En fait, c’est un piège particulièrement bien pensé et construit …

Parfaitement. Ils vont ensuite prendre une personne, la purifier, réinstaller en elle une dignité afin de lui faire croire qu’elle est en pleine reconstruction. Enfin, ils vont lui injecter un sentiment de fierté, un esprit de solidarité vis à vis des siens. On va donc sortir cette personne de sa nation et la préparer pour la suite.

En démontant la stratégie adoptée par les terroristes pour recruter des jeunes, vous espérez prévenir du danger une population fragile et qui pourrait se laisser enrôler par les beaux discours…

…et aussi « humaniser » le lecteur pour qu’il n’écoute plus les charlatans politiques car on nous dit que c’est le prophète, le Coran, les musulmans qui sont responsables de tout ça, alors qu’en réalité, non ! On essaye de déplacer le problème en nous donnant un ennemi…

Il va donc chercher une famille ailleurs en reniant sa famille naturelle.

Le processus de radicalisation est une mécanique qui fait froid dans le dos ! Vous vous donnez comme mission d’informer les gens face aux techniques bien habiles du terrorisme … mais comment expliquez-vous justement le problème de radicalisation ?

Un futur terroriste a déjà un problème sous le toit parental : il n’a pas trouvé une autorité et une stabilité dans sa propre maison. Il n’a pas eu le père et la mère qu’il espérait avoir. Il va donc chercher une famille ailleurs en reniant sa famille naturelle. Dans mon ouvrage, le terroriste sait qu’il n’a été qu’une insignifiance à l’égard de ses parents : ceux qui l’ont embrigadé l’ont récupéré et personne ne l’a réclamé. En général, ce sont des êtres fragiles et perdus qui s’incluent dans un groupe pour se donner une force et une visibilité, car tous les êtres humains ont besoin d’une visibilité.

On peut déjà comprendre que tout commence à partir du toit familial.

L’histoire développée dans votre roman, c’est celle de plusieurs destins inéluctables ?

Ce sont 3 amis et chacun a eu un destin différent. L’un a réussi dans la vie car sa mère l’a accompagné. Le deuxième, qui se nomme Driss, a une mère malheureuse qui ne réagit pas. On parle alors ici de stoïcisme, c’est-à-dire que Driss va supporter la douleur qu’il a vis-à-vis de sa mère qui est indifférente à lui. Enfin, le troisième personnage a un père qui méprise sa femme et ses enfants. Il est blessé au fond de lui car il ne comprend pas pourquoi son père se comporte de la sorte. Il renonce alors à ses rêves. On comprend que tout commence à partir du toit familial. Le terrorisme va profiter de cette « fracture » au sein de la famille pour alimenter la douleur et amener la future recrue vers un « idéal suprême » .
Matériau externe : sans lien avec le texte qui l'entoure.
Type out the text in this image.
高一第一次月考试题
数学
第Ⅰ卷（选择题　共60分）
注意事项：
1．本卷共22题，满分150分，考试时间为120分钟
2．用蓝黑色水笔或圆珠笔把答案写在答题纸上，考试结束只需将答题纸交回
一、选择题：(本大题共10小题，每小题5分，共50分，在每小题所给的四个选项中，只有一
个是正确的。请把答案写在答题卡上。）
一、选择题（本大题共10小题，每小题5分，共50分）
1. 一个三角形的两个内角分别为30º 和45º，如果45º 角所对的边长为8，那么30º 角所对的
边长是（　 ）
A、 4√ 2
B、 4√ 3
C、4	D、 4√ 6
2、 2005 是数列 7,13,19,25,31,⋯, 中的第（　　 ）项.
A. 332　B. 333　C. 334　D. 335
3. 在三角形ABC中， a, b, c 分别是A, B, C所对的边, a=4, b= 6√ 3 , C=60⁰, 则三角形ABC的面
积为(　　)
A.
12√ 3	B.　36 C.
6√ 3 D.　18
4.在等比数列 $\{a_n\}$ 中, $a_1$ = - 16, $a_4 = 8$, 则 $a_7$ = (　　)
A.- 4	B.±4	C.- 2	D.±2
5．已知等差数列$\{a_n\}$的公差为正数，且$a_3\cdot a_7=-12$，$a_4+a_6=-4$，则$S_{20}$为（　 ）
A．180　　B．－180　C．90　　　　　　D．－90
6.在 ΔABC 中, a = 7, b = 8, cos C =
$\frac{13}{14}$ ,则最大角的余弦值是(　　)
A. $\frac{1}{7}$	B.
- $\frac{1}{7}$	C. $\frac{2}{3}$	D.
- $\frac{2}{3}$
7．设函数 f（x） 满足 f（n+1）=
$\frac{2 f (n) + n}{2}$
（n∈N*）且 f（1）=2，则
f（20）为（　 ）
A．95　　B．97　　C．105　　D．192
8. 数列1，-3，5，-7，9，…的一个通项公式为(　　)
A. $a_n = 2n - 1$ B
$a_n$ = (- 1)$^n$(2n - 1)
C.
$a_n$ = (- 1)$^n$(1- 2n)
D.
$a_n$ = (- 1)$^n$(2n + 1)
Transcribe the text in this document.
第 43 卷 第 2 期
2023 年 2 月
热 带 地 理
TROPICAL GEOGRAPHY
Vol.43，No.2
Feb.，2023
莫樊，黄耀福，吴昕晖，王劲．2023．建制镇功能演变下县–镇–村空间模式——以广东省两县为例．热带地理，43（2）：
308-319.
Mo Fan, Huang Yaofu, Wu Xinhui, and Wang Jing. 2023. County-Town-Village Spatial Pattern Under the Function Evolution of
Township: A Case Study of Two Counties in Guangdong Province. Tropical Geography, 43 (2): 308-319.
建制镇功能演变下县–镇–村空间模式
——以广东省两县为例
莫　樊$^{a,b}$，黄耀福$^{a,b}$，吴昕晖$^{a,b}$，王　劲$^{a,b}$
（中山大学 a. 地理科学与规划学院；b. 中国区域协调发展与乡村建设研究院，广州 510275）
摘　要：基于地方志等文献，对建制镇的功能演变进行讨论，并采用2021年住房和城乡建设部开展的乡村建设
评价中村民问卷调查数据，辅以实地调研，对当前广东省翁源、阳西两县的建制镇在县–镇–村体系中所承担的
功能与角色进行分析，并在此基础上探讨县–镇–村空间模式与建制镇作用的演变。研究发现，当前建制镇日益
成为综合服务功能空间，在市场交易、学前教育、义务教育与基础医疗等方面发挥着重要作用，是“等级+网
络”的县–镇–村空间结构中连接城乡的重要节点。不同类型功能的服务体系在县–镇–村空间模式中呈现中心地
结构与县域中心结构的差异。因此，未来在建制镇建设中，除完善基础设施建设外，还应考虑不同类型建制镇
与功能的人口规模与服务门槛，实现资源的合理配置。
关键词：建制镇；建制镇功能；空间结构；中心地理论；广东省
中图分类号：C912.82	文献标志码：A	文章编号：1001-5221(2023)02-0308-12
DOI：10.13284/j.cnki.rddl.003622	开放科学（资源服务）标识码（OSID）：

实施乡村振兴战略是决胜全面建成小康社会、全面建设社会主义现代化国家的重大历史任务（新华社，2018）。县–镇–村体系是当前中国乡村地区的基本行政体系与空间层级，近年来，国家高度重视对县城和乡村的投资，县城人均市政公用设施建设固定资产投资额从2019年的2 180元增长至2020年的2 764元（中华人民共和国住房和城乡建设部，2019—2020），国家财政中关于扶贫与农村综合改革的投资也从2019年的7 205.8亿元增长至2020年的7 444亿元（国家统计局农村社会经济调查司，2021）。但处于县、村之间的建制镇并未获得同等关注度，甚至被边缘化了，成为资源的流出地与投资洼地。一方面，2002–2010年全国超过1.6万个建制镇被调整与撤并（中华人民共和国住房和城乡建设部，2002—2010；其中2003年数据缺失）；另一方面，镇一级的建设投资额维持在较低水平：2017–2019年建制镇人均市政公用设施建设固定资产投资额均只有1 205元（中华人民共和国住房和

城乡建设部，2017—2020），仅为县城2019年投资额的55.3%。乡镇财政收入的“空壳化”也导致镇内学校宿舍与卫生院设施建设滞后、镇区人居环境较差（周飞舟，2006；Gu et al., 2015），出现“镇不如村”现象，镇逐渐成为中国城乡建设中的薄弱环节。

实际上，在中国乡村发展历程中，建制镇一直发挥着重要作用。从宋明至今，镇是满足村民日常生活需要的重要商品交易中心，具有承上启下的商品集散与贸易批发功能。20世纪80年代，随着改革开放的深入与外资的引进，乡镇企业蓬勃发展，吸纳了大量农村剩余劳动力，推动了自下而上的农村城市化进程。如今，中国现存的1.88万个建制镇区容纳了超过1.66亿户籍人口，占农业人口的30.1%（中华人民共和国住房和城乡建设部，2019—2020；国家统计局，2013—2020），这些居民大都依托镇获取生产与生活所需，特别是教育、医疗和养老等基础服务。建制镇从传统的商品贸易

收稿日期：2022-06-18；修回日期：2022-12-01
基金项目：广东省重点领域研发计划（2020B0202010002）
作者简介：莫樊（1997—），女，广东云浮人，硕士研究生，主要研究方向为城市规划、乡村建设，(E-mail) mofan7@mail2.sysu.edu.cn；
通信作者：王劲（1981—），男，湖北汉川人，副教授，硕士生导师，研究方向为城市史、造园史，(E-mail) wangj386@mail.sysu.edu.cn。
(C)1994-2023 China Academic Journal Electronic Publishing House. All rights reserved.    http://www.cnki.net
Un dernier mot à nous dire ?

C’est l’homme qui est capable de tout reconstruire : il est le seul responsable de son malheur et peut donc être l’artisan de son bonheur. Je veux que les esprits l’emportent sur les armes, il faut aller vers la connaissance et aller de l’avant. Je souhaite que les collégiens, les lycéens et les parents lisent cet ouvrage pour être armés et pour ne pas tomber dans le piège de la récupération.